On Sunday, October 29th, the Australasian, also of the Aberdeen White Star Line, came in sight. It is strange how different associations breed different practices. Men and women who would not stop in Regent Street if a hansom fell in pieces before them, will spend hours watching a speck on the horizon when they are in mid-ocean; will stream up from the saloons and the cabins to see a poor mean little brig shuffling and drifting through the doldrums. But the meeting with the Australasian was more important than that; it was the most dramatic encounter at sea that any of us could call to mind, or was likely to experience again. When we sighted her she quickly came near to us. She was coming from the Cape, not going to it, and since she was coming from the Cape, why she must have news—news only three days old.
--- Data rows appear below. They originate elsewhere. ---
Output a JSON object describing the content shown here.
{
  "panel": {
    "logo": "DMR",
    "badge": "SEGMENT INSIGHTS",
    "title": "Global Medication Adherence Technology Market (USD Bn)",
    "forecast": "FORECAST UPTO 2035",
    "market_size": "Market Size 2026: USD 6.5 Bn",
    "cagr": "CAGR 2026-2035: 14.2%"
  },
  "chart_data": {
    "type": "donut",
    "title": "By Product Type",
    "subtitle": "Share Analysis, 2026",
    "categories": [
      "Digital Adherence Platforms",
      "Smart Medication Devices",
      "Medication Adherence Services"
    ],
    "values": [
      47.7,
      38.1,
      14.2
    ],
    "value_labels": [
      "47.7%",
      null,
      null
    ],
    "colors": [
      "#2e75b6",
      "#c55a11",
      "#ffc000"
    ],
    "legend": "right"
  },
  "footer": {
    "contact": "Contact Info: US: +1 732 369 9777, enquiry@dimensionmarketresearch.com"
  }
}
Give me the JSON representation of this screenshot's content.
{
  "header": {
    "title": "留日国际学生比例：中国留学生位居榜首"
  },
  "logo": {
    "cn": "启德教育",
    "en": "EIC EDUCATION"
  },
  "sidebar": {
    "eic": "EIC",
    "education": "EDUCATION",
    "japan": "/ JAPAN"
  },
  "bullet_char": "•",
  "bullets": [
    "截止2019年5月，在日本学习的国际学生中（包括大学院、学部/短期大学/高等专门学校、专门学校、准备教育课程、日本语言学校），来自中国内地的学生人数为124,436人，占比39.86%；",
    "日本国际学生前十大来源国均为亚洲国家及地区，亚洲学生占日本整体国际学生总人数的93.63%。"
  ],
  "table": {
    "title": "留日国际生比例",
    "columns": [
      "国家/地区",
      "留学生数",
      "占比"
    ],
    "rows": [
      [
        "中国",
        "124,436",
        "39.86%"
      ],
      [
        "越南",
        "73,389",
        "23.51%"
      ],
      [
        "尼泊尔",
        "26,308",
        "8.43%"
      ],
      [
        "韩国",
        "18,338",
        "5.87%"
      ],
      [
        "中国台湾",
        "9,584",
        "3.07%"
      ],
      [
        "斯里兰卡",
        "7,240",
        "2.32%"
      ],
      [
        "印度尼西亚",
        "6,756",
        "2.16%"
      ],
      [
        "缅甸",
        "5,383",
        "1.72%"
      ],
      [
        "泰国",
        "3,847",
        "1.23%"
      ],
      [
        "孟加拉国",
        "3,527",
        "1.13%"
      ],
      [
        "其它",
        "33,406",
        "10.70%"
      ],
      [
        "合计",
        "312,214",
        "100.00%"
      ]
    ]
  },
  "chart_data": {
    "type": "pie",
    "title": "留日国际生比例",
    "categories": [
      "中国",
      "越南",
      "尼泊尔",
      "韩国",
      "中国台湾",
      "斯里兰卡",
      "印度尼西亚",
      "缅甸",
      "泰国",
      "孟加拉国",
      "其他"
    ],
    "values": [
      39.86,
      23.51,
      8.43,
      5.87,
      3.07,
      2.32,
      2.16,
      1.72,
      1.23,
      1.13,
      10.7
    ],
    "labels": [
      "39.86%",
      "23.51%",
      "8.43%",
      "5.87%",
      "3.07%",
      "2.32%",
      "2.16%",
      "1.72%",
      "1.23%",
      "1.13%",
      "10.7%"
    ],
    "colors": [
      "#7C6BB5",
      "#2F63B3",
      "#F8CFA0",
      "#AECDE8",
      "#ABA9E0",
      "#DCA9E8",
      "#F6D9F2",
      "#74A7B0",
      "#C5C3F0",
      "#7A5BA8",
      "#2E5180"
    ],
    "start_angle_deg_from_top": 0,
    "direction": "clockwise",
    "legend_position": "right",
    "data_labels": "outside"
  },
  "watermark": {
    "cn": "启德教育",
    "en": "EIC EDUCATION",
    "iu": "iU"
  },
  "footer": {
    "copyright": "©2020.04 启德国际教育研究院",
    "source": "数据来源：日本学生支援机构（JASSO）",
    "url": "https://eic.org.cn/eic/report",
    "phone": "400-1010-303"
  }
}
Think of the days we had fed only on speculation; think what it was to be without news of the war for two weeks; remember that we had the brains of the army on board, and then realise the curious mixture of voracity, impatience, excitement, and emotion with which we altered our course to come quite near the approaching vessel, burst out our signals from the mast, tumbled down the companions to our cabins for glasses and cameras, returned, and—waited. I, for one, will always believe that the Australasian slackened almost to dead slow as she approached us; but there is the captain’s evidence to the contrary, that she never altered her speed. At all events we came side to side with her at last, and then some one discovered that she had a long black board hung on her ratlines, and on the board there was—was it?—yes, not a doubt of it—writing.

Would the letters never stop flickering in the end of one’s glasses? The ship would be by in a moment, and why on earth hadn’t she come nearer? But at last the words drew out and separated themselves from the continuous line of chalk. We read—

“Truce.” Yes, “Truce.” What, already?

No—“Three”; that was it—“Three.”

“Three battles,” so we read, catching the last words as the Australasian slipped past us—“Three battles; the Boers defeated : Symons killed.”

In a few minutes the Australasian was hull down in the distance, but her quick transit had made an incredible difference to us; we looked on the sea with enlightened eyes.